The latest version of opalr is v3.0.

More information can be found on the CRAN, or on the Obiba website.

Release Notes for current version (v6) of DataSHIELD

Release Notes for v6.1.1 of DataSHIELD

Focus of Release

This release of DataSHIELD is a maintenance release for release 6.1, containing changes for known issues in release 6.1. Larger changes will be saved for the release 6.2.

Changes from DataSHIELD v6.1 to v6.1.1

General Changes

  1. Add tests to client-side methods to ensure that ‘datasources’ is a list of DSConnection objects.

  2. Many error messages previous returned have been converted to errors generated by 'stop(...)'.

  3. General improvements to documentation

  4. Additional tests implemented

Changed Functions 


  1. ds.boxPlot: implementation has been refined.

  2. ds.completeCases: ensured correct behaviour if applied to a vector.

  3. ds.cor: remove the naAction argument, and fixed the behavior to 'casewise.complete' for “NA” values.

  4. ds.dataFrameFill: if filling a column with factors, levels are set correctly.

  5. ds.dataFrameSort: ensure correct behaviour if sorting columns are not integer of numeric columns.

  6. ds.tapply.assign: ensure correct behaviour of disclosure check when conversion to factors.

  7. ds.lexis: ensure required headers are retained.

  8. ds.glmSLMA: added support for assigning model to a variable on the server-side.

  9. ds.lmerSLMA: added support for assigning model to a variable on the server-side.

  10. ds.glmerSLMA: corrected documentation.

  11. ds.recodeValues: can be applied to columns which are factors.

  12. ds.rm: permit removal of multiple variables on the server-side and removed the restriction on variable name length.

  13. ds.merge: correction to documentation.

  14. ds.table: ensured correct behaviour when assignment of table to variable on the server-side is specified. Ensure study names are included in tables.

  15. ds.cbind: ensure checking of the assignment of column names and unused arguments.


Additional support packages and platforms

  1. Support Opal 4.0.3 to 4.2.2

  2. Support DSI 1.2 to 1.3, DSOpal 1.2 to 1.3 and opalr 2.0.0 to 3.0.0

 

Release Notes for v6.1.0 of DataSHIELD

Focus of Release

The major focuses of the v6.1 release of DataSHIELD, is adding new analytical and presentation functions.

Changes from DataSHIELD v6.0.1 to v6.1

New Analytical Functions

The following functions have been added to the suite of analytical functions provided by DataSHIELD.

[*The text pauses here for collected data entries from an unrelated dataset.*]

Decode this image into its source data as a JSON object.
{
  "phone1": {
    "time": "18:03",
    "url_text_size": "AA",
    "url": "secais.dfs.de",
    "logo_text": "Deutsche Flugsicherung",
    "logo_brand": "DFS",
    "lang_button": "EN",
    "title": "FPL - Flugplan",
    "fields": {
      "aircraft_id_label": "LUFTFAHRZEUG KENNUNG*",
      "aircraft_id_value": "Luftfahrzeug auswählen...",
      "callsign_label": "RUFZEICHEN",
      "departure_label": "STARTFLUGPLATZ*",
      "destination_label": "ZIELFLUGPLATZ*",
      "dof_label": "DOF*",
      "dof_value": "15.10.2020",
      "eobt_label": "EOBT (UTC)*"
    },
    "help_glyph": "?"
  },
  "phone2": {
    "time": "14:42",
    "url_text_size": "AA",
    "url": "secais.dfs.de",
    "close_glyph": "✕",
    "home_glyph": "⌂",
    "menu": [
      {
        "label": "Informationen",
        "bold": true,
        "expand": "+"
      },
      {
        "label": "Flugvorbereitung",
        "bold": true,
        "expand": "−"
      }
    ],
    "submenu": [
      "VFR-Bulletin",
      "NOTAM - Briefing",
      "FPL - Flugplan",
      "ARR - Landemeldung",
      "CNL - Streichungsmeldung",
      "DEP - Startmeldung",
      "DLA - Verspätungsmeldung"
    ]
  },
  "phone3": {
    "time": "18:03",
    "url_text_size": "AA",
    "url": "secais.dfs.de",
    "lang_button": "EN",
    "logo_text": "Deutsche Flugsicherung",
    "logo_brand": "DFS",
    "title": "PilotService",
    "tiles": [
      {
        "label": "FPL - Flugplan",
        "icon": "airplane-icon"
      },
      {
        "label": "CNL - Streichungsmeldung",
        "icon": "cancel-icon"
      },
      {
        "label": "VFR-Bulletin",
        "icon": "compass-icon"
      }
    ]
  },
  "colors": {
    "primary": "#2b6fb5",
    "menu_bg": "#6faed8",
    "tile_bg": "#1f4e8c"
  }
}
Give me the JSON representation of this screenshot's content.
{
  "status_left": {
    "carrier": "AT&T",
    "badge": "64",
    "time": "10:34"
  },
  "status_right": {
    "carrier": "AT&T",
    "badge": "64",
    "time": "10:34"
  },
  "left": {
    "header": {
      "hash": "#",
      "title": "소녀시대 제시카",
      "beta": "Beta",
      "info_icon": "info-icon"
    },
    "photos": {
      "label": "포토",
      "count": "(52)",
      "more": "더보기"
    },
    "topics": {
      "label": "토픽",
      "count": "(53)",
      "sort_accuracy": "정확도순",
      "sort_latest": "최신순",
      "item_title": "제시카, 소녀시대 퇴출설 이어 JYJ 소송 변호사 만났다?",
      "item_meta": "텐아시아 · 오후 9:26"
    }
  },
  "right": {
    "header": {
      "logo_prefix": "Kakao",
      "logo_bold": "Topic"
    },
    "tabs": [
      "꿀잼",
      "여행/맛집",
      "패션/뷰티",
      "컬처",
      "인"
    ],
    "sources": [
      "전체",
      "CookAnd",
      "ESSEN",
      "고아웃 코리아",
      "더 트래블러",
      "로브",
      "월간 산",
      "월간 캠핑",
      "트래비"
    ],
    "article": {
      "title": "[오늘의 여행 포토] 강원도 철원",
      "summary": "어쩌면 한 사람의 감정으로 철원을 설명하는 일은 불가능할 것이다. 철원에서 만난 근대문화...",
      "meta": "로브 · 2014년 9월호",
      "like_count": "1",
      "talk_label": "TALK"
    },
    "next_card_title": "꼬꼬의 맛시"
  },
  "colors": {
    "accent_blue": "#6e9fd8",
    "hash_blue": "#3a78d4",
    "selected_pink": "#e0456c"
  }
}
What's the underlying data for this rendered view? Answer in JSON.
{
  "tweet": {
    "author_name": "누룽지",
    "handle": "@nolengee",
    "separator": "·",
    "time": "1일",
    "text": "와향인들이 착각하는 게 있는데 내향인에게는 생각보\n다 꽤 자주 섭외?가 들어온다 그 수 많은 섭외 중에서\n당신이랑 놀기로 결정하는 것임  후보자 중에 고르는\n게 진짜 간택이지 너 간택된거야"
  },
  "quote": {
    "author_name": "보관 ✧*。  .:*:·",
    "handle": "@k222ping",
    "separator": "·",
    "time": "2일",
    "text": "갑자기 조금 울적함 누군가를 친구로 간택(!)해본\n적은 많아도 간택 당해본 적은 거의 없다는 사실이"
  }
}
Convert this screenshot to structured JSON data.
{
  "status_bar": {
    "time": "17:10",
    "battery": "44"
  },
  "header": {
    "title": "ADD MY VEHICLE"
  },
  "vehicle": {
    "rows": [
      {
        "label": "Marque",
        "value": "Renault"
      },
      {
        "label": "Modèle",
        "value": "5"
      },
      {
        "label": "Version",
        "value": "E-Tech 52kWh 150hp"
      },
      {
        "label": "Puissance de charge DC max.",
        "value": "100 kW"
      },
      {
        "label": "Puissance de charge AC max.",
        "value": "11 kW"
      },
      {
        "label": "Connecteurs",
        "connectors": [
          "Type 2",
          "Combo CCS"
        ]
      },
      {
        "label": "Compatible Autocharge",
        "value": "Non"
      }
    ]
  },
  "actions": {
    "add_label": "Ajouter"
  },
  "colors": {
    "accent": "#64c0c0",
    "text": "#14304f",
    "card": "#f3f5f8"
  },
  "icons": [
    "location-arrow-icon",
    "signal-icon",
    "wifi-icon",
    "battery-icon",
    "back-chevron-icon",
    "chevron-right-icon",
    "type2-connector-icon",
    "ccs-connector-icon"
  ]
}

  • ds.glmPredict: causes the application of predict.glm to a server-side glm object
  • ds.glmSummary: causes the summarization of a server-side glm object
  • ds.kurtosis: calculates the kurtosis of a numeric variable with three different mathematical formulas
  • ds.skewness: calculates the skewness of a numeric variable with three different mathematical formulas
  • ds.getWGSR: computes the WHO Growth Reference z-scores of anthropometric data
  • ds.abs: computes the absolute values of an input numeric or integer variable
  • ds.sqrt: computes the square root values of an input numeric or integer variable
  • New Presentation Functions
  • ds.boxPlot: draws boxplot based on data on the study servers (*)

(*) Provided by Xavier Escribà Montagut, Barcelona Institute of Global Health (ISGlobal), Spain

Changed Functions

The following functions have been modified in this release of DataSHIELD.

ds.dataFrameSubset: contains additional argument checking

ds.glmSLMA: improved documents

ds.cbind: simplified, some arguments have been removed

ds.scatterPlot: the logical argument “return.coords” (default to FALSE) added, to allow users select if the coordinates of the anonymised data points should be returned back to the Console. If the user selects to get the coordinates on the console, he/she can then use any of the native R graphical libraries (e.g. ggplot, etc.) to generate other visualisations on the client-side

Client-side Testing Infrastructure

Added support for running tests which require ds.dangerClient functions as part of the Continuous Integration tests.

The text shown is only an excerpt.